While ALiX was primarily written to analyze experimental data, it has become increasingly useful to analyze simulated data as well.Simulations can sometime provide intuition on the effect of various parameters on the outcome of a measurement, and are in general easier to come about than a full-fledged theory of the same phenomenon.
Two related projects are currently on-going to complement analysis capabilities:
- a SMS Simulator
- a SPAD Simulator
The goal of the SMS Simulator is to provide an engine for the generation of time stamps coming from individual molecules labeled with fluorescent reporters. In its initial iteration, the engine simulates simple Brownian diffusion in a pseudo-periodic box through a 3-dimensional Gaussian excitation/detection volume. A single fluorophore is modeled, but multiple molecules can be simulated at once.
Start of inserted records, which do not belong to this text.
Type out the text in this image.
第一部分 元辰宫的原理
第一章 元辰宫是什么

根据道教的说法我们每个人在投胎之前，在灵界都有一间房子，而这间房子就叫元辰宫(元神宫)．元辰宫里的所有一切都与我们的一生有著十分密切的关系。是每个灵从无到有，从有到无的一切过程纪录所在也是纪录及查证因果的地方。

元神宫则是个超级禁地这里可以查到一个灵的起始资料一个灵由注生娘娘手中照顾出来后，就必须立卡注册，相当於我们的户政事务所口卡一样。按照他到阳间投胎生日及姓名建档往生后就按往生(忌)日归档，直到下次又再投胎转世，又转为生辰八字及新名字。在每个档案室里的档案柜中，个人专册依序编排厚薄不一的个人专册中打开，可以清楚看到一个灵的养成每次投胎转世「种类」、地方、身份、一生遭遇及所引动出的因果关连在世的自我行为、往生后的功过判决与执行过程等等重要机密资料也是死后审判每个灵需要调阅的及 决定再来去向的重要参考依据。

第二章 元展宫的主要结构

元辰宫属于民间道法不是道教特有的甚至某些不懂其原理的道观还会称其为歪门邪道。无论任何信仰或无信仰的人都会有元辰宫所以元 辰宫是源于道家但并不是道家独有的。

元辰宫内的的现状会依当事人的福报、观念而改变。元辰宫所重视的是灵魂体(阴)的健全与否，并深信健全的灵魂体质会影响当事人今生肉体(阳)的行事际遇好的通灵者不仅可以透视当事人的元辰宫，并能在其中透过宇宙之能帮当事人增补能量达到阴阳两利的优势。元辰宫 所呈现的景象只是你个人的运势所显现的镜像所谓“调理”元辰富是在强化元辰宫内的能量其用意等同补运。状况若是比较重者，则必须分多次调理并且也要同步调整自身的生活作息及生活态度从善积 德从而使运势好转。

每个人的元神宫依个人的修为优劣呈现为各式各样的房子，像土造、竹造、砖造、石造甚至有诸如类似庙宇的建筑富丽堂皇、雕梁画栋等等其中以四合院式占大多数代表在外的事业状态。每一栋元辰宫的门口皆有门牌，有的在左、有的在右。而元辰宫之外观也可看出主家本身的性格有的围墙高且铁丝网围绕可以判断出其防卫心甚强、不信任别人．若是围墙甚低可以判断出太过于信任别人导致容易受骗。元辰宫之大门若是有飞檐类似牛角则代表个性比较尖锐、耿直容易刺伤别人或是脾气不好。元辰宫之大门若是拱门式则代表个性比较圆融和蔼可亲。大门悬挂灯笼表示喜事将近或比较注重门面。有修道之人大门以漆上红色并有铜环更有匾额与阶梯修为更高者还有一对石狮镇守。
The simulator will eventually support multiple fluorophores per molecule, complex photophysics for each fluorophore, various excitation schemes (alternated, pulsed, polarized) and detection schemes (non-polarizing or polarizing beam-splitter, misalignment, aberrations, etc) and single-molecule dynamics.
The goal of the SPAD Simulator is to process the photons generated by the SMS Simulator and simulate their interaction with a SPAD, using a simplified model of such a device, including dark counts, afterpulsing, deadtime and, in the future, avalanche timing jitter and other possible effects.
These two tools will output data in the Photon-HDF5 format, allowing any software to process it, including ALiX.